Последние слова Лео раздаются в моем мозгу как удары молотка.
«Вывести», «не вернулись» — этот стук не прекращается всю дорогу до клуба.
Потерянная, я даже не пытаюсь спрашивать мнение у Вероники. И больше не старюсь быть милой с ее парнем.
Меня нет. Душой я остаюсь там, в тесном коридоре между лифтом и дверью реанимации. Все еще смотрю на своего любимого мужчину. Все еще жду, что он обнимет. Все еще верю…

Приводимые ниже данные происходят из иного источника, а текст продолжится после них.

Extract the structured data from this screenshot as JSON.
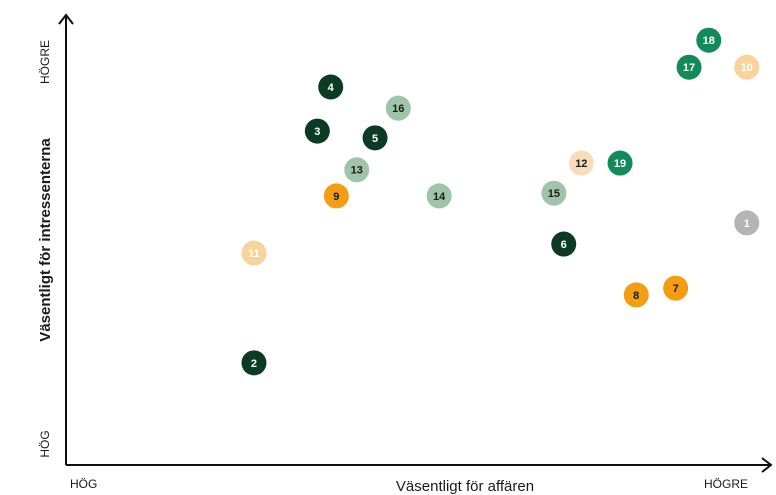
{
  "chart_data": {
    "type": "scatter",
    "xlabel": "Väsentligt för affären",
    "ylabel": "Väsentligt för intressenterna",
    "x_low": "HÖG",
    "x_high": "HÖGRE",
    "y_low": "HÖG",
    "y_high": "HÖGRE",
    "xlim": [
      0,
      100
    ],
    "ylim": [
      0,
      100
    ],
    "points": [
      {
        "label": "1",
        "x": 96.7,
        "y": 53.8,
        "color": "#b4b4b4",
        "text_color": "#ffffff"
      },
      {
        "label": "2",
        "x": 26.7,
        "y": 22.7,
        "color": "#0c3b25",
        "text_color": "#ffffff"
      },
      {
        "label": "3",
        "x": 35.7,
        "y": 74.2,
        "color": "#0c3b25",
        "text_color": "#ffffff"
      },
      {
        "label": "4",
        "x": 37.6,
        "y": 84.0,
        "color": "#0c3b25",
        "text_color": "#ffffff"
      },
      {
        "label": "5",
        "x": 43.9,
        "y": 72.7,
        "color": "#0c3b25",
        "text_color": "#ffffff"
      },
      {
        "label": "6",
        "x": 70.7,
        "y": 49.1,
        "color": "#0c3b25",
        "text_color": "#ffffff"
      },
      {
        "label": "7",
        "x": 86.6,
        "y": 39.3,
        "color": "#f29d12",
        "text_color": "#1a1a1a"
      },
      {
        "label": "8",
        "x": 81.0,
        "y": 37.8,
        "color": "#f29d12",
        "text_color": "#1a1a1a"
      },
      {
        "label": "9",
        "x": 38.4,
        "y": 59.8,
        "color": "#f29d12",
        "text_color": "#1a1a1a"
      },
      {
        "label": "10",
        "x": 96.7,
        "y": 88.4,
        "color": "#f8d49b",
        "text_color": "#ffffff"
      },
      {
        "label": "11",
        "x": 26.7,
        "y": 47.1,
        "color": "#f8d49b",
        "text_color": "#ffffff"
      },
      {
        "label": "12",
        "x": 73.2,
        "y": 67.1,
        "color": "#f9dcb8",
        "text_color": "#1a1a1a"
      },
      {
        "label": "13",
        "x": 41.3,
        "y": 65.6,
        "color": "#9fc4a9",
        "text_color": "#1a1a1a"
      },
      {
        "label": "14",
        "x": 53.0,
        "y": 59.8,
        "color": "#9fc4a9",
        "text_color": "#1a1a1a"
      },
      {
        "label": "15",
        "x": 69.3,
        "y": 60.4,
        "color": "#9fc4a9",
        "text_color": "#1a1a1a"
      },
      {
        "label": "16",
        "x": 47.2,
        "y": 79.3,
        "color": "#9fc4a9",
        "text_color": "#1a1a1a"
      },
      {
        "label": "17",
        "x": 88.5,
        "y": 88.4,
        "color": "#138a5b",
        "text_color": "#ffffff"
      },
      {
        "label": "18",
        "x": 91.3,
        "y": 94.4,
        "color": "#138a5b",
        "text_color": "#ffffff"
      },
      {
        "label": "19",
        "x": 78.7,
        "y": 67.1,
        "color": "#138a5b",
        "text_color": "#ffffff"
      }
    ]
  }
}
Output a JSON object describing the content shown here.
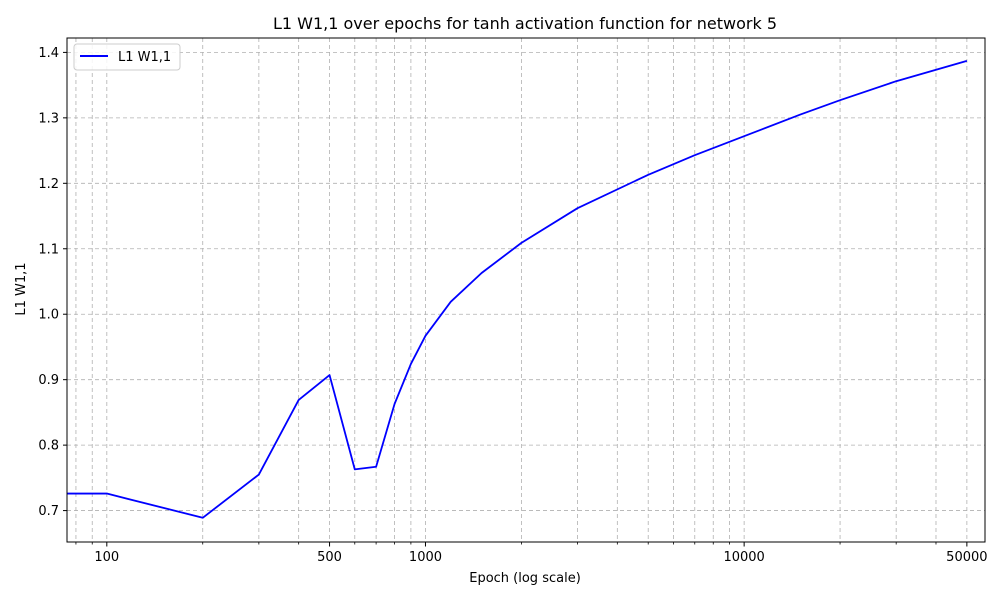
{
  "chart_data": {
    "type": "line",
    "title": "L1 W1,1 over epochs for tanh activation function for network 5",
    "xlabel": "Epoch (log scale)",
    "ylabel": "L1 W1,1",
    "x_scale": "log",
    "xlim": [
      75,
      57000
    ],
    "ylim": [
      0.652,
      1.422
    ],
    "x_ticks": [
      100,
      500,
      1000,
      10000,
      50000
    ],
    "x_tick_labels": [
      "100",
      "500",
      "1000",
      "10000",
      "50000"
    ],
    "y_ticks": [
      0.7,
      0.8,
      0.9,
      1.0,
      1.1,
      1.2,
      1.3,
      1.4
    ],
    "y_tick_labels": [
      "0.7",
      "0.8",
      "0.9",
      "1.0",
      "1.1",
      "1.2",
      "1.3",
      "1.4"
    ],
    "grid": true,
    "legend_position": "top-left",
    "colors": {
      "series": "#0000ff",
      "grid": "#b0b0b0",
      "axes": "#000000"
    },
    "series": [
      {
        "name": "L1 W1,1",
        "x": [
          75,
          100,
          200,
          300,
          400,
          500,
          600,
          700,
          800,
          900,
          1000,
          1200,
          1500,
          2000,
          3000,
          5000,
          7000,
          10000,
          15000,
          20000,
          30000,
          50000
        ],
        "values": [
          0.726,
          0.726,
          0.689,
          0.755,
          0.869,
          0.907,
          0.763,
          0.767,
          0.863,
          0.924,
          0.967,
          1.019,
          1.063,
          1.109,
          1.162,
          1.213,
          1.243,
          1.272,
          1.305,
          1.327,
          1.356,
          1.387
        ]
      }
    ]
  }
}
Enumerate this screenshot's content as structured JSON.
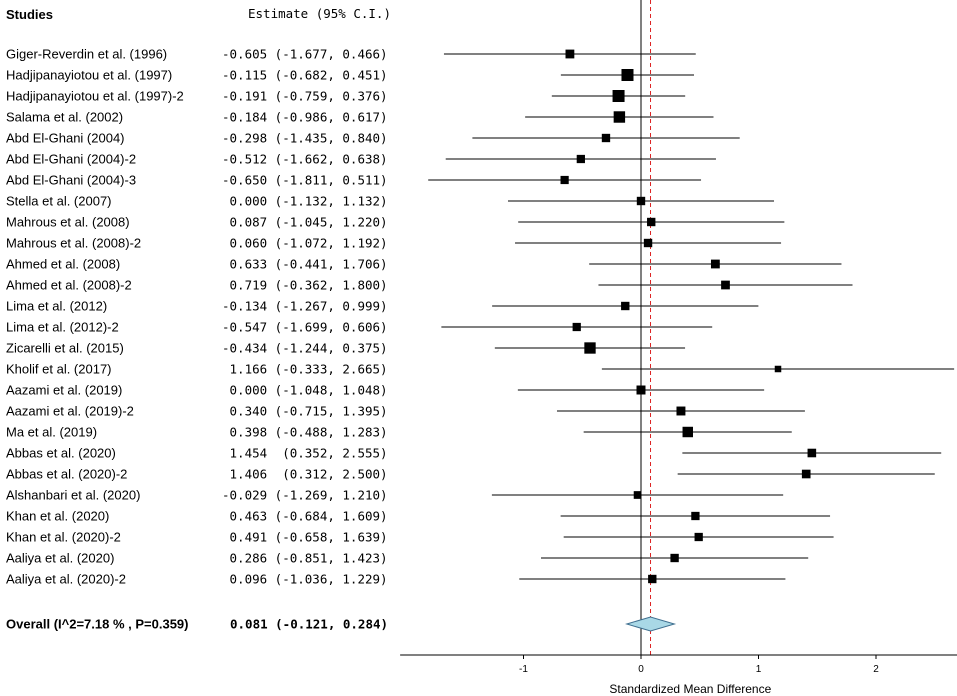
{
  "chart_data": {
    "type": "forest",
    "column_headers": {
      "studies": "Studies",
      "estimate": "Estimate (95% C.I.)"
    },
    "studies": [
      {
        "name": "Giger-Reverdin et al. (1996)",
        "estimate": -0.605,
        "lower": -1.677,
        "upper": 0.466,
        "text": "-0.605 (-1.677, 0.466)"
      },
      {
        "name": "Hadjipanayiotou  et al. (1997)",
        "estimate": -0.115,
        "lower": -0.682,
        "upper": 0.451,
        "text": "-0.115 (-0.682, 0.451)"
      },
      {
        "name": "Hadjipanayiotou  et al. (1997)-2",
        "estimate": -0.191,
        "lower": -0.759,
        "upper": 0.376,
        "text": "-0.191 (-0.759, 0.376)"
      },
      {
        "name": "Salama et al. (2002)",
        "estimate": -0.184,
        "lower": -0.986,
        "upper": 0.617,
        "text": "-0.184 (-0.986, 0.617)"
      },
      {
        "name": "Abd El-Ghani (2004)",
        "estimate": -0.298,
        "lower": -1.435,
        "upper": 0.84,
        "text": "-0.298 (-1.435, 0.840)"
      },
      {
        "name": "Abd El-Ghani (2004)-2",
        "estimate": -0.512,
        "lower": -1.662,
        "upper": 0.638,
        "text": "-0.512 (-1.662, 0.638)"
      },
      {
        "name": "Abd El-Ghani (2004)-3",
        "estimate": -0.65,
        "lower": -1.811,
        "upper": 0.511,
        "text": "-0.650 (-1.811, 0.511)"
      },
      {
        "name": "Stella et al. (2007)",
        "estimate": 0.0,
        "lower": -1.132,
        "upper": 1.132,
        "text": " 0.000 (-1.132, 1.132)"
      },
      {
        "name": "Mahrous et al. (2008)",
        "estimate": 0.087,
        "lower": -1.045,
        "upper": 1.22,
        "text": " 0.087 (-1.045, 1.220)"
      },
      {
        "name": "Mahrous et al. (2008)-2",
        "estimate": 0.06,
        "lower": -1.072,
        "upper": 1.192,
        "text": " 0.060 (-1.072, 1.192)"
      },
      {
        "name": "Ahmed et al. (2008)",
        "estimate": 0.633,
        "lower": -0.441,
        "upper": 1.706,
        "text": " 0.633 (-0.441, 1.706)"
      },
      {
        "name": "Ahmed et al. (2008)-2",
        "estimate": 0.719,
        "lower": -0.362,
        "upper": 1.8,
        "text": " 0.719 (-0.362, 1.800)"
      },
      {
        "name": "Lima et al. (2012)",
        "estimate": -0.134,
        "lower": -1.267,
        "upper": 0.999,
        "text": "-0.134 (-1.267, 0.999)"
      },
      {
        "name": "Lima et al. (2012)-2",
        "estimate": -0.547,
        "lower": -1.699,
        "upper": 0.606,
        "text": "-0.547 (-1.699, 0.606)"
      },
      {
        "name": "Zicarelli et al. (2015)",
        "estimate": -0.434,
        "lower": -1.244,
        "upper": 0.375,
        "text": "-0.434 (-1.244, 0.375)"
      },
      {
        "name": "Kholif et al. (2017)",
        "estimate": 1.166,
        "lower": -0.333,
        "upper": 2.665,
        "text": " 1.166 (-0.333, 2.665)"
      },
      {
        "name": "Aazami et al. (2019)",
        "estimate": 0.0,
        "lower": -1.048,
        "upper": 1.048,
        "text": " 0.000 (-1.048, 1.048)"
      },
      {
        "name": "Aazami et al. (2019)-2",
        "estimate": 0.34,
        "lower": -0.715,
        "upper": 1.395,
        "text": " 0.340 (-0.715, 1.395)"
      },
      {
        "name": "Ma et al. (2019)",
        "estimate": 0.398,
        "lower": -0.488,
        "upper": 1.283,
        "text": " 0.398 (-0.488, 1.283)"
      },
      {
        "name": "Abbas et al. (2020)",
        "estimate": 1.454,
        "lower": 0.352,
        "upper": 2.555,
        "text": " 1.454  (0.352, 2.555)"
      },
      {
        "name": "Abbas et al. (2020)-2",
        "estimate": 1.406,
        "lower": 0.312,
        "upper": 2.5,
        "text": " 1.406  (0.312, 2.500)"
      },
      {
        "name": "Alshanbari et al. (2020)",
        "estimate": -0.029,
        "lower": -1.269,
        "upper": 1.21,
        "text": "-0.029 (-1.269, 1.210)"
      },
      {
        "name": "Khan et al. (2020)",
        "estimate": 0.463,
        "lower": -0.684,
        "upper": 1.609,
        "text": " 0.463 (-0.684, 1.609)"
      },
      {
        "name": "Khan et al. (2020)-2",
        "estimate": 0.491,
        "lower": -0.658,
        "upper": 1.639,
        "text": " 0.491 (-0.658, 1.639)"
      },
      {
        "name": "Aaliya et al. (2020)",
        "estimate": 0.286,
        "lower": -0.851,
        "upper": 1.423,
        "text": " 0.286 (-0.851, 1.423)"
      },
      {
        "name": "Aaliya et al. (2020)-2",
        "estimate": 0.096,
        "lower": -1.036,
        "upper": 1.229,
        "text": " 0.096 (-1.036, 1.229)"
      }
    ],
    "overall": {
      "label": "Overall (I^2=7.18 % , P=0.359)",
      "estimate": 0.081,
      "lower": -0.121,
      "upper": 0.284,
      "text": "0.081 (-0.121, 0.284)"
    },
    "xlabel": "Standardized Mean Difference",
    "xticks": [
      -1,
      0,
      1,
      2
    ],
    "xlim": [
      -2.05,
      2.72
    ],
    "null_line": 0,
    "colors": {
      "marker": "#000000",
      "ci_line": "#000000",
      "overall_line": "#dd2222",
      "diamond_fill": "#a9d8e6",
      "diamond_stroke": "#3f6f8f"
    }
  }
}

В такой прострации проходит вся дорога и автограф-сессия. Поклонники что-то спрашивают о новых песнях, суют мне в руки цветы и плюшевых медведей. Журналисты слепят вспышками фотокамер. Но я ничего не чувствую.
К окончанию мероприятия от меня остается пустая оболочка. Я не помню, где сейчас живу. Не знаю, куда идти. И что делать.
Веронике приходится решать все вопросы за нас обеих. Именно она, просит нашего водителя отвести меня в центр. А затем звонит администратору и договаривается, чтобы тот встретил на парковке и проводил в комнату.
Все это похоже на возню с тяжелобольной.
Контроль. Опека. Безопасность.
— Я не заболела. Я просто люблю его! — говорю я поздно вечером, укладываясь спать в сценическом платье и с макияжем.
А серое дождливое утро начинается со знакомства… не с новой певицей, не с визажистом и не с парикмахером.
Бледная как мел Арина представляет мне Григория Каткова. А затем сообщает, что с сегодняшнего дня он мой продюсер и я больше не певица «Малины».